After finding out that you have bed bugs, you might just think that you can wash all of your sheets and that would be it. But no. They nest in the fabric of the bed, the wood of the headboard, and even the seams of your clothes. Clothes and sheets are the easy part; just wash them in very hot water. The mattress and headboard are trickier.

For one thing, you have to treat the mattress with a certain product, one that isn't that good at killing the blood suckers. What people used to use to kill them was very effective, but then they found out that there was an ingredient in it that was not good for people to be around. So of course, they took it off the market.

The current product will usually work on mattresses, after a few treatments and some vacuuming of the mattress. But it doesn't work as well on anything wood. If you have a wood headboard, the bugs will nest in there. And the awful thing is that they can go for over a year without a meal and survive. So unless you are able to reliably kill them, you might want to just throw out the furniture that they have infested.

One of the ways that I got rid of the bed bugs in my headboard was I wrapped the whole thing in big sheets of plastic, like the kind used to drape a room before they paint, and then left it out on my porch for two summers. Like I said before with washing clothes, very hot temperatures will kill them. If your summers don't get very hot, you could leave the furniture out in winter too. Extremely cold temperatures will also kill them. But I didn't even trust this method until after two years, when the insects would be dead anyway. Even then, I was paranoid until a few weeks had passed.
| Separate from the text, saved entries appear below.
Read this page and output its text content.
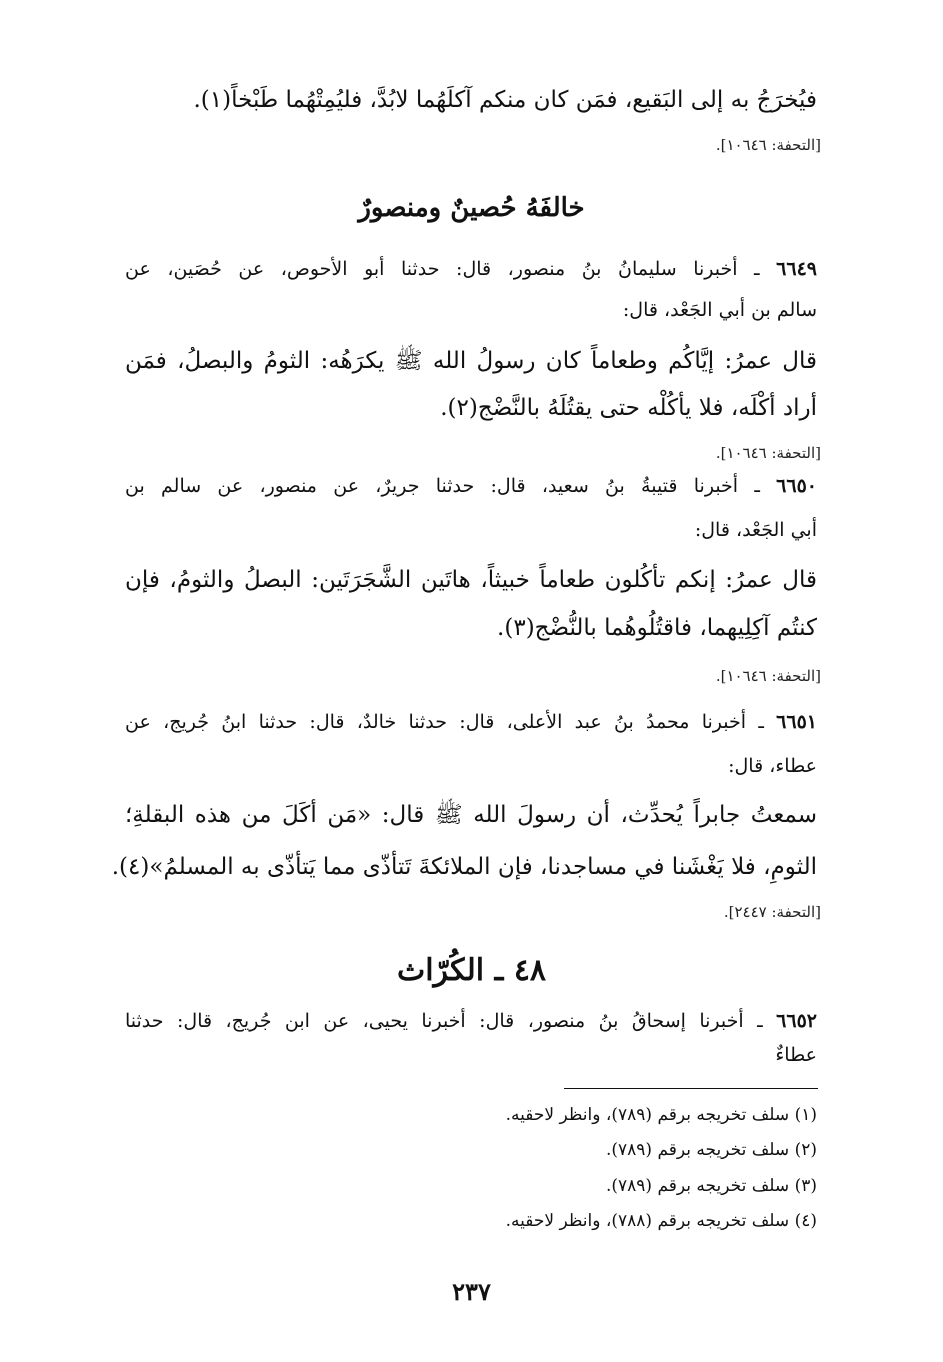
فيُخرَجُ به إلى البَقيع، فمَن كان منكم آكلَهُما لابُدَّ، فليُمِتْهُما طَبْخاً(١).
[التحفة: ١٠٦٤٦].
خالفَهُ حُصينٌ ومنصورٌ
٦٦٤٩ ـ أخبرنا سليمانُ بنُ منصور، قال: حدثنا أبو الأحوص، عن حُصَين، عن
سالم بن أبي الجَعْد، قال:
قال عمرُ: إيَّاكُم وطعاماً كان رسولُ الله ﷺ يكرَهُه: الثومُ والبصلُ، فمَن
أراد أكْلَه، فلا يأكُلْه حتى يقتُلَهُ بالنَّضْج(٢).
[التحفة: ١٠٦٤٦].
٦٦٥٠ ـ أخبرنا قتيبةُ بنُ سعيد، قال: حدثنا جريرٌ، عن منصور، عن سالم بن
أبي الجَعْد، قال:
قال عمرُ: إنكم تأكُلون طعاماً خبيثاً، هاتَين الشَّجَرَتَين: البصلُ والثومُ، فإن
كنتُم آكِلِيهما، فاقتُلُوهُما بالنُّضْج(٣).
[التحفة: ١٠٦٤٦].
٦٦٥١ ـ أخبرنا محمدُ بنُ عبد الأعلى، قال: حدثنا خالدٌ، قال: حدثنا ابنُ جُريج، عن
عطاء، قال:
سمعتُ جابراً يُحدِّث، أن رسولَ الله ﷺ قال: «مَن أكَلَ من هذه البقلةِ؛
الثومِ، فلا يَغْشَنا في مساجدنا، فإن الملائكةَ تَتأذّى مما يَتأذّى به المسلمُ»(٤).
[التحفة: ٢٤٤٧].
٤٨ ـ الكُرّاث
٦٦٥٢ ـ أخبرنا إسحاقُ بنُ منصور، قال: أخبرنا يحيى، عن ابن جُريج، قال: حدثنا
عطاءٌ
(١) سلف تخريجه برقم (٧٨٩)، وانظر لاحقيه.
(٢) سلف تخريجه برقم (٧٨٩).
(٣) سلف تخريجه برقم (٧٨٩).
(٤) سلف تخريجه برقم (٧٨٨)، وانظر لاحقيه.
٢٣٧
A little known fact is that bed bugs find their prey by following carbon monoxide emissions. Also, they will travel in seams of clothes and luggage. So if you have spent time in a motel lately, you might have brought home some new, definitely unwelcome bedmates, either in your luggage or even your clothes. Ever since the outbreak in New York, cities and states have started putting out travel advisories about this problem. So I would suggest checking those before you travel to make sure that you only bring home what you were planning to bring home.